- Title frame
- Directed by: Guy L. Coté
- Written by: Guy L. Coté; Gilbert Choquette [fr];
- Produced by: Guy L. Coté; Nicholas Balla (Executive producer);
- Narrated by: Budd Knapp
- Cinematography: Reginald Morris
- Edited by: Guy L. Coté
- Production company: National Film Board of Canada
- Distributed by: Canadian Broadcasting Corporation; National Film Board of Canada;
- Release date: 1958; (broadcast date)
- Running time: 18 minutes, 27 seconds
- Country: Canada
- Language: English

= Industrial Canada =

Industrial Canada is a 1958 18-minute Canadian short National Film Board of Canada (NFB) documentary film produced, directed and edited by Guy L. Coté for the Canadian Broadcasting Corporation (CBC) television series, as part of the postwar Canada Carries On series. Industrial Canada documents the industrial development of Canada during the mid-1950s. The film's French version title is Le Canada industriel.

== Synopsis ==
In the short span of 50 years, Canada has transformed from a primarily agricultural economy to a nation increasingly reliant on an industrial base. Throughout the 20th Century, more than half of the population was involved in agrarian activities and rural life, with numerous small towns and villages spread across the country.

The traditional way of life based on back-breaking toil and skills passed on through the generations to provide for food and necessities was changing. An increased demand for commodities resulted in the adoption of mechanization, the assembly line and mass production. As industries began to compete with agriculture, more of a reliance on factories and cities began to change the Canadian landscape.

Canada is rich in natural resources with an abundance of raw materials necessary for industrial development. Minerals such as asbestos, iron, uranium, nickel, copper, gold and zinc were available for both export and domestic use. With the availability of vast reservoirs of water to create hydro-electric power and the "black gold" of coal mines, basic metals can be produced, such as aluminum.

When war came to Canada in the 1940s, massive engineering and manufacturing centres were created to produce the weapons of war from detonator caps to four-engined bombers. Industrial production was greatly increased with the addition of many new mines and smelters in the most northerly regions of the Canadian Shield, with new communities built around them.

Building on the industrial progress of wartime, in a postwar world, Canadian factories and manufacturing plants were able to pivot to new products and industries, such as the design of commercial and military aircraft, creating atomic power plants and introducing "electronic" brains to business applications. New discoveries of oil in the Canadian prairies led to the development of a petrochemical industry. Technological advances led to an industrial sector able to handle all aspects of production of many "made in Canada" products.

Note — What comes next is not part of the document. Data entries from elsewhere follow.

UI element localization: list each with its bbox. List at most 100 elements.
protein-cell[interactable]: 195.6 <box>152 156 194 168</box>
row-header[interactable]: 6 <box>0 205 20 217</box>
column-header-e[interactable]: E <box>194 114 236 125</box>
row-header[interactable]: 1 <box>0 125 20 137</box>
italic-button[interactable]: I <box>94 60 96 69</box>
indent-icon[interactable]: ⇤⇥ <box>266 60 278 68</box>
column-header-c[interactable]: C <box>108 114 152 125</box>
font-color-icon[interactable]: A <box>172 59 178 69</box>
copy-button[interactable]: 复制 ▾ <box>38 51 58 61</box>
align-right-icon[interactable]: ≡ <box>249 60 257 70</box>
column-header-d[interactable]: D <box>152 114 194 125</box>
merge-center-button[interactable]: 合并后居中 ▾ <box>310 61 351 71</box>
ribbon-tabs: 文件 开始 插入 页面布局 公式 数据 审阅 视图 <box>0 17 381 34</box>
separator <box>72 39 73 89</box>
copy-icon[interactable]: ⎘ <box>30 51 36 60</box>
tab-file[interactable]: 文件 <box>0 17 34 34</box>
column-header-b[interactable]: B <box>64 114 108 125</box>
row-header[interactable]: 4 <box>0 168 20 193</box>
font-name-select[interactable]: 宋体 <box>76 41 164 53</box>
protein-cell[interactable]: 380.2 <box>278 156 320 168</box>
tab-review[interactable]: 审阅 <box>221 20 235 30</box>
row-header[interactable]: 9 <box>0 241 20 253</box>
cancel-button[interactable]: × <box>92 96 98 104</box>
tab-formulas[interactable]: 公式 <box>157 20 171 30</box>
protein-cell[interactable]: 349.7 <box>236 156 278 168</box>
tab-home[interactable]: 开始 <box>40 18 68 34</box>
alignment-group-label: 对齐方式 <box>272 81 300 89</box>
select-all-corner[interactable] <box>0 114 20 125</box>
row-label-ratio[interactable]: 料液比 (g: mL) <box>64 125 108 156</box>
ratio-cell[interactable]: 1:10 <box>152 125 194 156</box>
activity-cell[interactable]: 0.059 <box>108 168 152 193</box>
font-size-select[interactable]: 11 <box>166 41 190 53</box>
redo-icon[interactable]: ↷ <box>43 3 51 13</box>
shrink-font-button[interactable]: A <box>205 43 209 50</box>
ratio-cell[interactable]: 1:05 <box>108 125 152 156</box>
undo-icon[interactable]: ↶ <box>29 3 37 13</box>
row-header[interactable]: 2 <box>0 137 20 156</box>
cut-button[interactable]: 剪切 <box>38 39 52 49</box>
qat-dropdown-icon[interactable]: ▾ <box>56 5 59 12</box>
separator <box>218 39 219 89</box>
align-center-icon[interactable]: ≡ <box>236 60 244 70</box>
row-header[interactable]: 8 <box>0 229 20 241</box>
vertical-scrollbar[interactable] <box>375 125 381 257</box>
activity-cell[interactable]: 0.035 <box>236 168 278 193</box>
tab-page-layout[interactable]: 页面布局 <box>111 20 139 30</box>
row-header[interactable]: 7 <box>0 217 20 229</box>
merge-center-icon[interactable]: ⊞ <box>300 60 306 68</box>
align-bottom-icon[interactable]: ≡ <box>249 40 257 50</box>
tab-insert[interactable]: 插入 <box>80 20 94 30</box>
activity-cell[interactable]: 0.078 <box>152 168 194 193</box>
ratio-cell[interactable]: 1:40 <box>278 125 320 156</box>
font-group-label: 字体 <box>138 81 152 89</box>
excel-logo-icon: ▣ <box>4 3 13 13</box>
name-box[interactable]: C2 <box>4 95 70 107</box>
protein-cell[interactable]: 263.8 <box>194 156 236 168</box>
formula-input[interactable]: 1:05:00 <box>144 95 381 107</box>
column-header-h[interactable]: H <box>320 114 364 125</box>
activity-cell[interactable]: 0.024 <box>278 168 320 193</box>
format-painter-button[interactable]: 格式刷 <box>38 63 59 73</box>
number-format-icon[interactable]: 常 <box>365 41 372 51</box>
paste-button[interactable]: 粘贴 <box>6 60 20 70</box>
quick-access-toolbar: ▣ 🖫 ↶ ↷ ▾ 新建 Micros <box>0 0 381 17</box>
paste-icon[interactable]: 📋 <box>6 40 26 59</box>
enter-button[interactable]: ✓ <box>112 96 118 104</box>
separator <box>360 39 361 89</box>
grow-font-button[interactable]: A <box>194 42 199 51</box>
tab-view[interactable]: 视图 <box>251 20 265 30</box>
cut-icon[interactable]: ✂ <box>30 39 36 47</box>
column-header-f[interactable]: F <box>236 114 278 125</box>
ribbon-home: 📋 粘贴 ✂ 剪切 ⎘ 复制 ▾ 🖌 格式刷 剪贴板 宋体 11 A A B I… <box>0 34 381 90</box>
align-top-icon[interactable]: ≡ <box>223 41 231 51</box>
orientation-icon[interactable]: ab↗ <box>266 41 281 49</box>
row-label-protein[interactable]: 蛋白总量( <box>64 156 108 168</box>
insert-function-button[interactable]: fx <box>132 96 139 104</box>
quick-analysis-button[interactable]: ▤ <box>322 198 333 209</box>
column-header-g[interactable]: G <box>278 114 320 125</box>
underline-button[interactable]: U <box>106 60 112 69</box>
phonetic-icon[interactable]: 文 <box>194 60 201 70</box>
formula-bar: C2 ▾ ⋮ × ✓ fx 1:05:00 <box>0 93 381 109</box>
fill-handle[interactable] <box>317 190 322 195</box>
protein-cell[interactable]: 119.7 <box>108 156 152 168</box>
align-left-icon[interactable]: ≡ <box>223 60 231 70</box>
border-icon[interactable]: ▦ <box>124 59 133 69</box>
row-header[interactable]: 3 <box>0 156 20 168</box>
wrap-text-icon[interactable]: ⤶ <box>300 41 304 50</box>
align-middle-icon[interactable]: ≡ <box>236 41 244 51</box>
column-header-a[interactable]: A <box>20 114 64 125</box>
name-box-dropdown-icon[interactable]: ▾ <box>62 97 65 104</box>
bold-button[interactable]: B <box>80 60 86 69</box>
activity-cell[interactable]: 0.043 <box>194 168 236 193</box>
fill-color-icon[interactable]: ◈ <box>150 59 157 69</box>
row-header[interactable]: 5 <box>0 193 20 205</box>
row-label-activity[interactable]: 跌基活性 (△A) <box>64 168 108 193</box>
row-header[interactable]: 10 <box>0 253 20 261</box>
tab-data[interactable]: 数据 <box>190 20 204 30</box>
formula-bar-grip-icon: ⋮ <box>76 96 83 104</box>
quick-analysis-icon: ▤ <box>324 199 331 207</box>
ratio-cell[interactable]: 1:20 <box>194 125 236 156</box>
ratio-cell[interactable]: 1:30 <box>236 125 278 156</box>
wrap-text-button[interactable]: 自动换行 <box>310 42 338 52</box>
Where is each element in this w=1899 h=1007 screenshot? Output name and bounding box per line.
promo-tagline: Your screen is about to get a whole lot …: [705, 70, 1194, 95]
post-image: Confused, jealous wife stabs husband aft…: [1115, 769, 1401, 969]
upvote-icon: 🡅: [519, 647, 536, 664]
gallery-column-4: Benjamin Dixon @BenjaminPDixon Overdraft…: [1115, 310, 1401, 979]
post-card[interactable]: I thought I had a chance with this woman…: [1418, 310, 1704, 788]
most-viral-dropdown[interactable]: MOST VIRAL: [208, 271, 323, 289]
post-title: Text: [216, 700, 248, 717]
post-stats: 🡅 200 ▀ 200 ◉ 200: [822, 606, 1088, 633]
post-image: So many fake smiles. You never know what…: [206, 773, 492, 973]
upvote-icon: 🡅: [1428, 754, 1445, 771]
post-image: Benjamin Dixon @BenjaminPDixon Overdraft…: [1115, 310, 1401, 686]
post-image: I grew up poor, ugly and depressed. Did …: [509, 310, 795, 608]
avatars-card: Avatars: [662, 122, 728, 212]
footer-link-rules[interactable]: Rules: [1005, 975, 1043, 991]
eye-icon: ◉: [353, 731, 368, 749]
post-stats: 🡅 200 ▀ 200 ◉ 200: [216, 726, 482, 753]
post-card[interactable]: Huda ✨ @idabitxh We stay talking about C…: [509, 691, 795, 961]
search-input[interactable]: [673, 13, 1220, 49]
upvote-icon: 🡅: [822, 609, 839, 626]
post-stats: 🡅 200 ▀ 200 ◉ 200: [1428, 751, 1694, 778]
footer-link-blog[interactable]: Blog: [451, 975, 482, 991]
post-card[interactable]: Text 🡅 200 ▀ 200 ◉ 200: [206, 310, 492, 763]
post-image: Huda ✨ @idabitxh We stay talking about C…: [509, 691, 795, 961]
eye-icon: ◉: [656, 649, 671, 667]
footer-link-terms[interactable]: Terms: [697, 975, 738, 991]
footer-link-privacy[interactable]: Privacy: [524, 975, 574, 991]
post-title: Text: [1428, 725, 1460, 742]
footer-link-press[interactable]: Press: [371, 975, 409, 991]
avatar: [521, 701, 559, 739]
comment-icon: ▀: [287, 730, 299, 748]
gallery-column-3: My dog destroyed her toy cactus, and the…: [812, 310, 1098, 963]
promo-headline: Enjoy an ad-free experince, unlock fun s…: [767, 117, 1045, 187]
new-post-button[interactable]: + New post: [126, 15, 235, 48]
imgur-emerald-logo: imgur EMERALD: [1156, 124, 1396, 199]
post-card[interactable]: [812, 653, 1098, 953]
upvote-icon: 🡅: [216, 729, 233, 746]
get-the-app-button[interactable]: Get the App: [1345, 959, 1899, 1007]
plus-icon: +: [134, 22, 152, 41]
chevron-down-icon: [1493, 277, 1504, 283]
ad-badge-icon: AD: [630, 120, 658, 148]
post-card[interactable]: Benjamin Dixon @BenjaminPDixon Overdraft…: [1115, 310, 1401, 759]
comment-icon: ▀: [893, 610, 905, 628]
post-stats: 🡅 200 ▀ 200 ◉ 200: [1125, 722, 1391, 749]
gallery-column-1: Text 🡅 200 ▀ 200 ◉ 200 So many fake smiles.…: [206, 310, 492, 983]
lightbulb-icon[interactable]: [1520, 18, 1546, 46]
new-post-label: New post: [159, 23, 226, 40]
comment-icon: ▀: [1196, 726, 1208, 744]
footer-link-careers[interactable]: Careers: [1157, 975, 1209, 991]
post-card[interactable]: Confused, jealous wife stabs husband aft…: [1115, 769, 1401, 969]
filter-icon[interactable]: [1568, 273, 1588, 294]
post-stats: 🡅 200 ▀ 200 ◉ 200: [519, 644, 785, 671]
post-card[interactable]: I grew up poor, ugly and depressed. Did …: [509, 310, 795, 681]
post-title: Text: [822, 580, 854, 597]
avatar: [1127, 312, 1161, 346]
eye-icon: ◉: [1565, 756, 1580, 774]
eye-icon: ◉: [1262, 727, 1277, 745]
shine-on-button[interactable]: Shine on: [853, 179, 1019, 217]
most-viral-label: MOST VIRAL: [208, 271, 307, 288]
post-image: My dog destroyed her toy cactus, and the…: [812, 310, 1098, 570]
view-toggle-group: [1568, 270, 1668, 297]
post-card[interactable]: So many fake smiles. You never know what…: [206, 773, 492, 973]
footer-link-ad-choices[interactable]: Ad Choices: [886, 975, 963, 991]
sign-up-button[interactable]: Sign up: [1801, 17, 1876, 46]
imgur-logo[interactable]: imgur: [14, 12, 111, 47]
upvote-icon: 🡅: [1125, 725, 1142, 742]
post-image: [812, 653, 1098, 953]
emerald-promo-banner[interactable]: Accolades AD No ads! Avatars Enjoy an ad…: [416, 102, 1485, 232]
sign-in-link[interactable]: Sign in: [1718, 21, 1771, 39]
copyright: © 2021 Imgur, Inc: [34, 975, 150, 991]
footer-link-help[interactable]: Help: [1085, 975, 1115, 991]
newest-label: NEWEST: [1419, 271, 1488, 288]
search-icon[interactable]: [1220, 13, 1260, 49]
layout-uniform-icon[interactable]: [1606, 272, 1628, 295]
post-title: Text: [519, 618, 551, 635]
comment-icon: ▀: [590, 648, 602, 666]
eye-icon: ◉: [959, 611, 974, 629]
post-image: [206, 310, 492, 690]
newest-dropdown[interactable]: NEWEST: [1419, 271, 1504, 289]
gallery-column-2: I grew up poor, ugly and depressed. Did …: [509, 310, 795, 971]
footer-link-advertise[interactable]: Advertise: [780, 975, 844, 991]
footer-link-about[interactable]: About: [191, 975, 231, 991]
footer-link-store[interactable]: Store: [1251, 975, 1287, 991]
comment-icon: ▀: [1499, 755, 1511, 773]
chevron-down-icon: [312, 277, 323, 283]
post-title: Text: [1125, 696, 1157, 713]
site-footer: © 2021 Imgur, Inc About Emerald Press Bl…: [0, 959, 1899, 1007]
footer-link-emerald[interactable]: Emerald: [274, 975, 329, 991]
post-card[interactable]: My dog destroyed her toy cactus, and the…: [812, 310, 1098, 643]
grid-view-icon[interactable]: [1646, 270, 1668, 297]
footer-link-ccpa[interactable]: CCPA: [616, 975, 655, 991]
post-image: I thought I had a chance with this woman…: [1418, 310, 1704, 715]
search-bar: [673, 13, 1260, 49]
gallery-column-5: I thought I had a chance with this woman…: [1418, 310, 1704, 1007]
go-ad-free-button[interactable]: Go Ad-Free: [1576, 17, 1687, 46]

Although production and export of commodities such as pulp and paper are still essential to a strong economy, Canadian industry is able to diversify to produce a multitude of domestic items such as pots and pans, washing machines, television sets and bicycles. Far from the industrial centres, new communities have grown up in the suburbs. With industrial development, life in Canada continues to change with a steadily growing prosperity and workers benefitting with more security, shorter hours and a safer, more pleasant workplace.

==Production==
Industrial Canada was part of the NFB's Canada Carries On series of documentary short films for CBC Television. Most postwar programs dealt with contemporary issues in Canada. The film was a compilation documentary edited to provide a coherent story, that relied heavily on newsreel material in order to provide the background to the dialogue. Additional footage was shot for the film by an NFB team of cinematographer Reginald Morris and sound engineer George Croll. Final sound editing in the studio was undertaken by Stuart Baker and Donald Douglas.

==Reception==
Industrial Canada was primarily made-for-television on the CBC, and after broadcast, the film was made available on 16 mm to schools, libraries and other interested parties. The film was also made available to film libraries operated by university and provincial authorities.